Hardening school defenses everywhere
Broward County is by no means alone. Another giant school district--the Fulton County Georgia School System—which includes Atlanta—has also adopted Avigilon’s security system. Fulton County serves more than 96,000 students, has more than 12,000 full-time employees, including its own 62-person police force. The district is upgrading camera systems in every school to high-resolution Avigilon. Shannon Flounnery, executive director of safety and security for Fulton County schools said:
Being able to find a needle in a haystack for investigative purposes always serves to our advantage. The equipment also provides the opportunity to look and observe things that may appear to be abnormal and the ability to determine who may be around on our campuses who may not have a particular reason for being there.
Following a fatal shooting in Aztec, New Mexico in December 2017, Hermosa Elementary School began installing a network of wireless microphones that can detect the specific audio signature of gunfire and distinguish it from, say, firecrackers and other loud bangs. Small, golf-ball-sized sensors are placed high in classrooms and hallways and monitored continuously by the system. They promise to alert authorities to the sound and location of gunshots, within 20 seconds of firing. They can also identify the make and model of guns, and automatically lock doors and sound alarms throughout the school. The latter, of course, could be a catastrophe if a gun-toting individual is already inside a building.
The Hermosa system was installed by a New Mexico security company called EAGL Technology, which licenses it from the Department of Energy where engineers developed it based on the neighborhood-wide gunshot-detection technology police use in Chicago and Oakland. EAGL says a typical school installation is around $25,000.
The curious case of Texas City, TX
In the race to see which American school district can throw the most darts at the wall toward finding something, (anything?) that reassures parents that their kids are safe at school, the Texas City, TX School District is clearly in the lead. After hiring a former Secret Service agent to run its safety program, Texas City has rolled out a stunning number of initiatives. As described by the Wall Street Journal:
The school district here uses a facial recognition system to scan for people not allowed on school grounds. IDs track the whereabouts of students and staff.
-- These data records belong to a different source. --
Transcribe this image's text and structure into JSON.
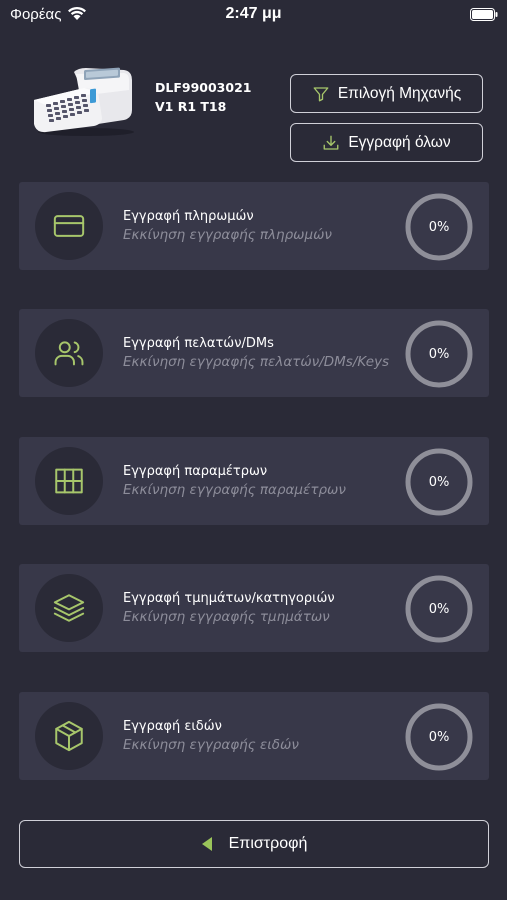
{
  "status_bar": {
    "carrier": "Φορέας",
    "time": "2:47 μμ"
  },
  "device": {
    "serial": "DLF99003021",
    "version": "V1 R1 T18"
  },
  "buttons": {
    "select_machine": "Επιλογή Μηχανής",
    "write_all": "Εγγραφή όλων",
    "back": "Επιστροφή"
  },
  "colors": {
    "background": "#2a2a37",
    "card": "#383849",
    "icon_accent": "#a7c66b",
    "back_arrow": "#9ac45a",
    "ring": "#8f8f99"
  },
  "tasks": [
    {
      "icon": "credit-card-icon",
      "title": "Εγγραφή πληρωμών",
      "subtitle": "Εκκίνηση εγγραφής πληρωμών",
      "progress": "0%"
    },
    {
      "icon": "users-icon",
      "title": "Εγγραφή πελατών/DMs",
      "subtitle": "Εκκίνηση εγγραφής πελατών/DMs/Keys",
      "progress": "0%"
    },
    {
      "icon": "grid-icon",
      "title": "Εγγραφή παραμέτρων",
      "subtitle": "Εκκίνηση εγγραφής παραμέτρων",
      "progress": "0%"
    },
    {
      "icon": "layers-icon",
      "title": "Εγγραφή τμημάτων/κατηγοριών",
      "subtitle": "Εκκίνηση εγγραφής τμημάτων",
      "progress": "0%"
    },
    {
      "icon": "box-icon",
      "title": "Εγγραφή ειδών",
      "subtitle": "Εκκίνηση εγγραφής ειδών",
      "progress": "0%"
    }
  ]
}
Teachers have cellphone panic buttons to alert police and soon will have special locks on classroom doors that can be activated remotely. A newly expanded security team keeps 22 AR-15 rifles in their offices.
The district has spent $6.3 million in eight months on these and other security measures to keep students safe from potential shooters.
In the most prosperous country on earth, where chronically underpaid school teachers sometimes turn to Go Fund Me to raise enough money to buy school supplies for the children in their charge, millions of dollars in education funds are being diverted to dubious, unproven technologies that do little or nothing to address the root causes of school shootings. That is both a tragedy and a farce.
I don't care how high-tech the touted solutions, sending children to schools that are rapidly becoming akin to high-security prisons cannot be healthy or financially sustainable over the long haul. The U.S. has demonstrated time after time that it will leave no stone unturned, no mountain unclimbed, no river not forded, no desert not crossed, no row not hoed, no cost too high to make schools safe for its children. This country will do anything except pass sensible gun laws.
The satiric web magazine The Onion runs the same headline after every shooting: “Nothing Can Be Done Says the Only Country in the World Where this Regularly Happens.”
Perhaps, that’s too cynical. There is a glimmer of good news. Nine states have adopted "red flag" gun laws, which allow the temporary seizure of weapons owned by individuals deemed threatening by family members or police, since last year's mass shooting at Marjory Stoneman Douglas High School in Parkland. It’s a start.